スコットランド王ロバート1世(8)
文字数 982文字
ロバートはダンフリーズからグラスゴーへ馬を急がせ、そこでロバート・ウィシャート司教の前に跪き、自身の暴力と不敬を告白して司教から放免を叶えてもらった。ウィシャートの手によって、ロバートが再起できるように国中の聖職者たちが嘆願した。しかしその甲斐なく、ロバートは上記の罪で破門された。
現在でも残るイングランド側の記録では、事の顛末は全く異なっている。それによると、カミンの殺害はスコットランド王位を得るための計画であった。
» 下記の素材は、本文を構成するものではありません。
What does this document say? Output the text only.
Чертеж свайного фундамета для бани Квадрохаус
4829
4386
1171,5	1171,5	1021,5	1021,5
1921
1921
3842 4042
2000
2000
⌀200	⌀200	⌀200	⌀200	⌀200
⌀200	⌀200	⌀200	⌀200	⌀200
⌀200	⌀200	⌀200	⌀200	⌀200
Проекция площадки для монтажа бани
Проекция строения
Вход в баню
その証拠として、エドワード1世は教皇に宛てた手紙の中でロバートの破門を求めているのである。ロバート1世がカミンを殺すという背信行為の情報をエドワード1世が得ていたと述べる記録は、イングランドではこれまでのところ一つも見出されていない。イングランド側では、エドワード1世はその数日前までカミンが殺害された報を聞いてなかったと述べている。
ダンフリーズでカミンが殺されてから6週間後の1306年3月25日、パース付近のスクーンにおいて、正式かつ厳粛な儀式のもと、ロバートはウィリアム・ドゥ・ランバートン司教から王冠を授けられ、ここにスコットランド国王ロバート1世が誕生した。ウィシャードがイングランドの目を盗んで密かに隠していた王家のローブと衣服が司教の手によって運び込まれてロバート1世に着せられた。マレーとグラスゴーの両司教はアサル伯、メンテイス伯、レノックス伯、マー伯と同じく出席した。スコットランド国王たる偉大な紋章が、ロバート1世の玉座の後ろに据え付けられた。